Palladium‐Catalyzed Site‐Selective C─H Alkoxylation Using Biorelevant Heterocyclic Directing Groups

This study introduces a novel palladium‐catalyzed alkoxylation method via C─H activation, utilizing an intrinsic, weakly coordinating directing group (DG) derived from bioactive molecules. This approach is particularly relevant for the pharmaceutical and chemical industries, offering a versatile tool for functionalizing complex compounds. The success and site selectivity of this method are determined by the choice of catalytic systems and reaction conditions, including the catalyst, ligand, solvent, and temperature. The substrate scope demonstrates broad applicability, particularly for modifying bioactive scaffolds, highlighting the method's generalizability. This protocol provides a promising route for altering pharmaceutical compounds and other critical chemical products with exceptional regioselectivity.

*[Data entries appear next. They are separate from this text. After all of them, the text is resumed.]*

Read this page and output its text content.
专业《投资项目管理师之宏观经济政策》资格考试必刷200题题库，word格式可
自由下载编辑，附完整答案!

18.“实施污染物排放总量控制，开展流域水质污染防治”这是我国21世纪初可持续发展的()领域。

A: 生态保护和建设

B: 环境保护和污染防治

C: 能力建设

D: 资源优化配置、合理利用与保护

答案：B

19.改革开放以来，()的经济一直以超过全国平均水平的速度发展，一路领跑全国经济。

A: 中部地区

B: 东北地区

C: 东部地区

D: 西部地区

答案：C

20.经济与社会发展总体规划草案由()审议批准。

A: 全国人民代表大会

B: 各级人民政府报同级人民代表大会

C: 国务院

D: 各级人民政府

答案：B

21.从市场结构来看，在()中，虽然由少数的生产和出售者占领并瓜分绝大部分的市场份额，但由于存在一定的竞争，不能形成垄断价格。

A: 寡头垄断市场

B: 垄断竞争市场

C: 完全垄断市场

The discovery of an intrinsic DG, combined with the ability to fine‐tune reaction conditions, positions this methodology as a significant advancement for functionalization processes in pharmaceutical and chemical applications, paving the way for further exploration in these fields. A novel palladium‐catalyzed alkoxylation via C─H activation, utilizing an intrinsic weakly coordinating directing group derived from bioactive molecules, is presented. The method offers exceptional regioselectivity and broad applicability for pharmaceutical and chemical industries, enabling functionalization of complex compounds. This approach highlights advancements in substrate scope, reaction tuning, and bioactive scaffold modifications.